Die Sitzposition auf der Caballero Scrambler Anniversary 500 geriet sehr "old school": Wegen des langen Tanks rückt der Fahrer deutlich nach hinten, während die Füße dadurch weit vorne platziert sind und auch zum hohen Lenker muss Fahrer weit vor sich greifen. Im Sitzen fühlt sich das recht entspannt an, aber wer sich im Gelände auf die Fußrasten stellt, wird in eine verkrampfte Haltung gezwungen. Gleichzeitig geriet der Sattel recht breit, sodass trotz der gemäßigten Sitzhöhe von 820 mm die Beine im Stand weit gespreizt werden. Keinen Gefallen macht sich Fantic mit dem Sitzbankbezug aus Lederimitat, der einfach zu billig wirkt. Lobend zu erwähnen sind hingegen die breiten, gezackten Fußrasten, die den Stiefeln offroad guten Halt geben und die Rückspiegel mit Gelenk, die für Geländeritte rasch eingeklappt werden können.

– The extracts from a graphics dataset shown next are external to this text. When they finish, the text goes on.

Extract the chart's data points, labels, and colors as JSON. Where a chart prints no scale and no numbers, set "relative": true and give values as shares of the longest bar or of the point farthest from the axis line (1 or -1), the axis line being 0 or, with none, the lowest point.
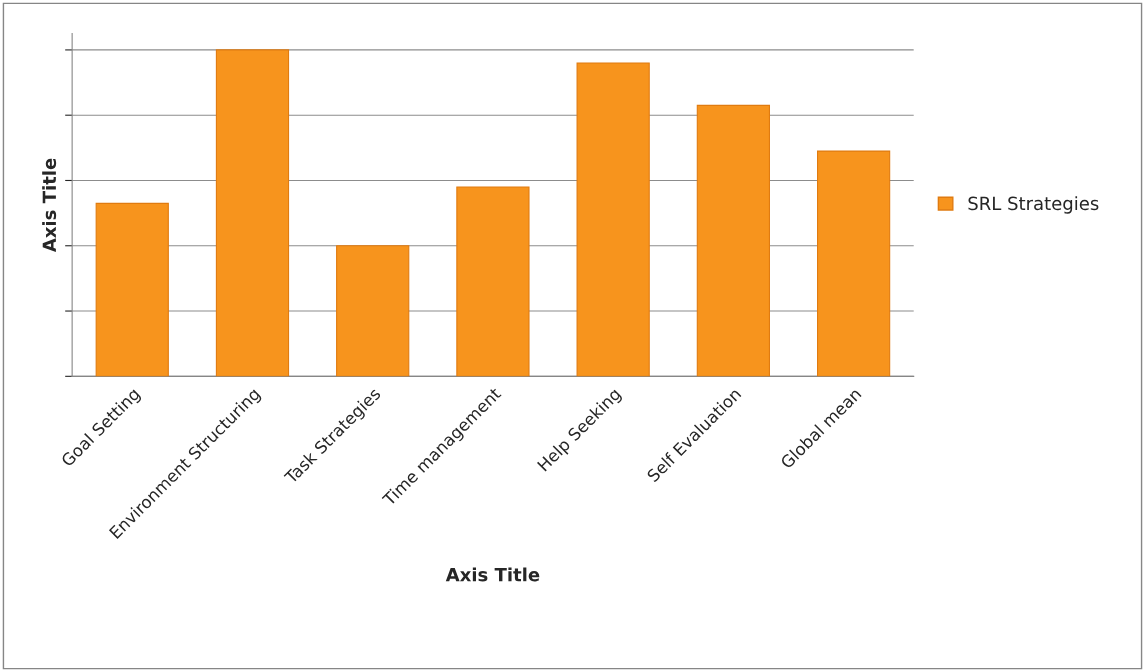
{
  "chart_data": {
    "type": "bar",
    "xlabel": "Axis Title",
    "ylabel": "Axis Title",
    "categories": [
      "Goal Setting",
      "Environment Structuring",
      "Task Strategies",
      "Time management",
      "Help Seeking",
      "Self Evaluation",
      "Global mean"
    ],
    "series": [
      {
        "name": "SRL Strategies",
        "color": "#f7941d",
        "values": [
          0.53,
          1,
          0.4,
          0.58,
          0.96,
          0.83,
          0.69
        ]
      }
    ],
    "relative": true,
    "grid": "y",
    "legend": "right"
  }
}
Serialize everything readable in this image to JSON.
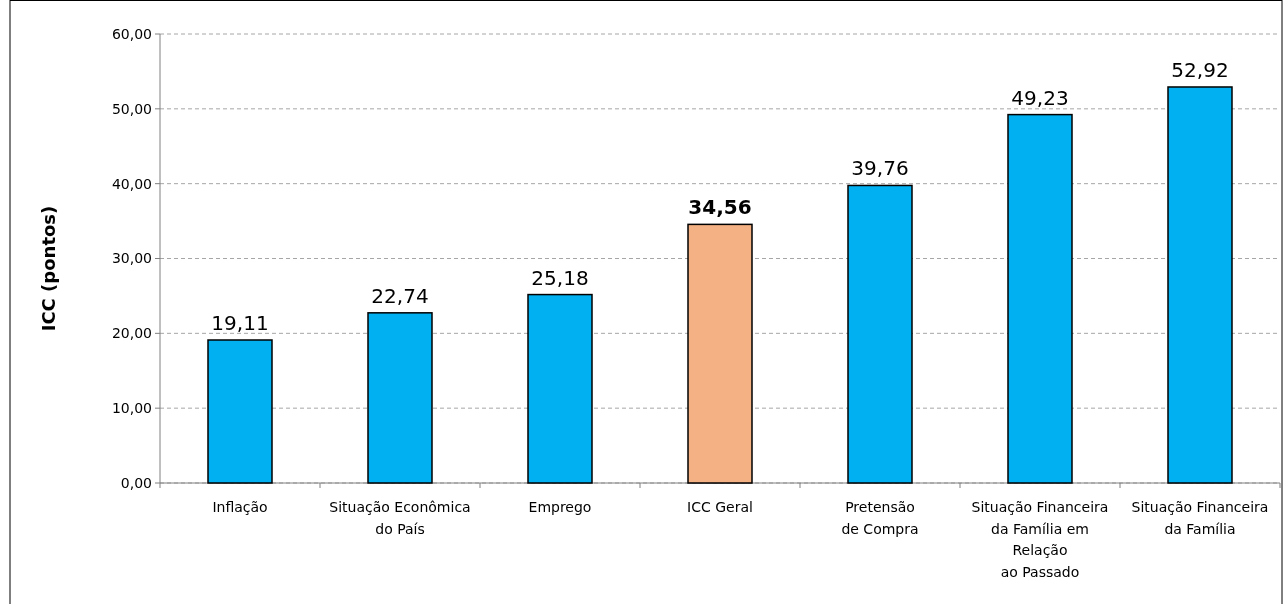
{
  "chart_data": {
    "type": "bar",
    "ylabel": "ICC (pontos)",
    "categories": [
      "Inflação",
      "Situação Econômica\ndo País",
      "Emprego",
      "ICC Geral",
      "Pretensão\nde Compra",
      "Situação Financeira\nda Família em\nRelação\nao Passado",
      "Situação Financeira\nda Família"
    ],
    "values": [
      19.11,
      22.74,
      25.18,
      34.56,
      39.76,
      49.23,
      52.92
    ],
    "value_labels": [
      "19,11",
      "22,74",
      "25,18",
      "34,56",
      "39,76",
      "49,23",
      "52,92"
    ],
    "colors": [
      "#00b0f0",
      "#00b0f0",
      "#00b0f0",
      "#f4b183",
      "#00b0f0",
      "#00b0f0",
      "#00b0f0"
    ],
    "ylim": [
      0,
      60
    ],
    "yticks": [
      {
        "value": 0,
        "label": "0,00"
      },
      {
        "value": 10,
        "label": "10,00"
      },
      {
        "value": 20,
        "label": "20,00"
      },
      {
        "value": 30,
        "label": "30,00"
      },
      {
        "value": 40,
        "label": "40,00"
      },
      {
        "value": 50,
        "label": "50,00"
      },
      {
        "value": 60,
        "label": "60,00"
      }
    ],
    "grid": "y"
  }
}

Fantic Caballero 500 Details (9 Bilder)
![](https://heise.cloudimg.io/width/696/q50.png-lossy-50.webp-lossy-50.foil1/_www-heise-de_/imgs/71/3/2/2/5/1/1/8/07-8ee97b0fe270939e.jpg)
(Bild: Ingo Gach)
Spielerisches Handling
Der Motor fühlt sich auch bei niedrigen Drehzahlen durchaus wohl, nur untertouriges Fahren im hohen Gang mag er nicht sonderlich. In der City bietet die Caballero spielerische Agilität, die 500er lässt sich so locker dirigieren wie ihr kleiner 125er-Ableger. Rangieren oder Wenden auf der Straße wird mit dem Leichtgewicht zur simplen Übung. Der Doppelschleifen-Rohrrahmen besteht aus Stahl, ebenso wie die Schwinge. Das treibt zwar das Gewicht hoch, hält aber die Kosten niedrig. Der Spardruck wird auch bei den Bremsen sichtbar, sie stammen von Bybre, der indischen Tochterfirma von Brembo. Sie erledigen ihre Aufgabe gut, die Doppelkolben-Bremszange und die 320 mm große Bremsscheibe vorne übertragen die Verzögerungskräfte zuverlässig.
Puristisches Bike
Im Cockpit findet sich ein kleines, rundes LCD-Instrument, das seine wenigen Informationen in winzigen Zahlen liefert. Als puristisches Bike weist die Caballero Scrambler Anniversary 500 als einziges elektronisches Assistenzsystem das gesetzlich vorgeschriebene ABS auf. Für Geländeausflüge kann das Zweikanal-ABS von Conti auch abgeschaltet werden.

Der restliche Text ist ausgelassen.